9.5 There are two ways for *t*-values to change when the condition means remain constant. With either a decrease in the variance or an increase in *n*, the *t*-value will increase. With either an increase in the variance or a decrease in *n*, the *t*-value will decrease. In the first case the denominator of the test is decreased, thus the *t*-value is increased. In the second case, the denominator is increased, thus the* t*-value is decreased.

9.6 The absolute values of the two block means in the two figures are different, but the difference between them is the same (10). The reason for this is that the condition means have been subtracted from the scores in each condition. This has removed both the grand mean and the treatment effect from all of the scores, leaving only the effect of block and error.

9.7 The easiest way to solve this problem is to begin at the end and work backwards. The original *F*-value (*α* = 0.05) for a test with 2 *df*_{treatment} and 9 *df*_{error} was 0.982. Clearly, if the block accounted for no sum of squares, your power would be reduced. There would be one less *df*error but no reduction in the SS_{error}. Thus the MS_{error} would be 41.25 and the resulting *F*-value would be reduced to 0.872. The challenge question can be restated, however, as how many SS_{block} can be present without an increase in power? If you divide the SS_{error} by the *df*, you find that each *df* is associated with 36.666 SS_{error}. If you subtract 36.666 from 330, you have a new SSerror of 293.334. Remembering that you lose 1 *df* to the blocking variable, you now have 8 *df*_{error}. Thus the new MS_{error} is 36.667 (293.334/ 8), the same as the original. With 2 *df*_{treatment} and 8 *df*_{error} the new critical *F*-value for significance is 4.74, where the critical value for 2 and 9 *df* was 4.46. Thus, your observed *F*-value of 0.982 is now further from the critical value, which represents a loss of power. This illustrates the trade-off of degrees of freedom for sum of squares that accompanies a randomized block design. It only pays to include a blocking variable which is known to account for a substantial amount of the sum of squares in the dependent measure.
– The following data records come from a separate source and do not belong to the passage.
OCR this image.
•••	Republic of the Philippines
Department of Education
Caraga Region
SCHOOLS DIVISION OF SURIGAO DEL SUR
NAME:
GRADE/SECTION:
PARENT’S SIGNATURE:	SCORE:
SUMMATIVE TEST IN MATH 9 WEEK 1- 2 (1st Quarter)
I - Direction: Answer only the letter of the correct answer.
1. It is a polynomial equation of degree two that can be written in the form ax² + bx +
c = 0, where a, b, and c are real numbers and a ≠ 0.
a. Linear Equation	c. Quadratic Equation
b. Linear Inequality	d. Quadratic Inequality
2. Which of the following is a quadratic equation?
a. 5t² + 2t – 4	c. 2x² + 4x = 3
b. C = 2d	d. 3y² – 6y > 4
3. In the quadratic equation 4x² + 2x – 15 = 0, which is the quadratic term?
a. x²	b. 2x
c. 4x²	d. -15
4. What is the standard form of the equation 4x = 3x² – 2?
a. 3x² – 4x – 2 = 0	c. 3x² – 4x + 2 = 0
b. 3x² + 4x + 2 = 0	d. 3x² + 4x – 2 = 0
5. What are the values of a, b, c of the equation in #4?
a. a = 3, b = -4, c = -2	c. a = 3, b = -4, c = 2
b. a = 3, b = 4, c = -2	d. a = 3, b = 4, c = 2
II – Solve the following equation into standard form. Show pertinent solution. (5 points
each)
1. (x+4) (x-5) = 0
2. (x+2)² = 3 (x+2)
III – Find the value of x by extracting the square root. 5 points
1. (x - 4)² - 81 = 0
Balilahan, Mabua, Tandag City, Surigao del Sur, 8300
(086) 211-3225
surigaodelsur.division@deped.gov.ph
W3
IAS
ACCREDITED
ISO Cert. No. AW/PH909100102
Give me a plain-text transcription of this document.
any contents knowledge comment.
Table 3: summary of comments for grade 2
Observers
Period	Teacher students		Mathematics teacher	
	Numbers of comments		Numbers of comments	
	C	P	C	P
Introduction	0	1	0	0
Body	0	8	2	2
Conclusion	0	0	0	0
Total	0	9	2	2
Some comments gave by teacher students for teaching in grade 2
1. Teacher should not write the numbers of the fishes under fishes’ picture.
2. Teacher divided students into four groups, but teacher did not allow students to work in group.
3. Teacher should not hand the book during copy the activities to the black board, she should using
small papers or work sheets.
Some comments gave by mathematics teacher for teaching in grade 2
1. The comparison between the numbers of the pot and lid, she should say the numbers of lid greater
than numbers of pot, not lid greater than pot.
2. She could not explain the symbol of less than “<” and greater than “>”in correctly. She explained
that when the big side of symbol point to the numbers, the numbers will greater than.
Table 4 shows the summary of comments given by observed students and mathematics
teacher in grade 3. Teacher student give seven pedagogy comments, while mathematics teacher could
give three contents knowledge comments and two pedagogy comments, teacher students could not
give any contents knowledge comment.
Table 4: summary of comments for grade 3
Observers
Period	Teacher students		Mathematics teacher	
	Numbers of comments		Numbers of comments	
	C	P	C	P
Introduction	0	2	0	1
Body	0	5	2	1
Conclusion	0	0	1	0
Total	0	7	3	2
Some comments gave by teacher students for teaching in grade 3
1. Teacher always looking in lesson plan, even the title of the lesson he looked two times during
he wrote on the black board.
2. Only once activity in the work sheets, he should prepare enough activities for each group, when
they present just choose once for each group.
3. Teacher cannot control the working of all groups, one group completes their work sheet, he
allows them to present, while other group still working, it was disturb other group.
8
9.8 Assuming that *α* is held constant at 0.05, the three principal factors that influence power are the size of the differences between or among the means, the variance within the conditions, and the number of observations or *n*. As the differences between or among the means increase, power increases. The differences (variance) among means is the basis for MS_{treatment}, the numerator of the *F*-ratio. As the average variance within the conditions decreases, power increases. The average within-condition variance is MS_{error}, the denominator of the *F*-ratio. As the number of observations increases, *df*_{error} increases. As *df*error increases, the critical value of *F* decreases.

9.9 The SS_{total} is the sum of the squared differences of all the observations about the grand mean. The partitioning of these squared differences may change, but, regardless of the design, this sum or total cannot change.

9.10 The *noun recognition* data are best understood as being ratio in nature. You can assume that the intervals are equal, and that the differences between any pair of adjacent possible scores are the same. Because it is possible for a subject to fail to recognize any of the nouns correctly, a score of 0 (true zero) is possible. Thus, the data are best treated as ratio in nature.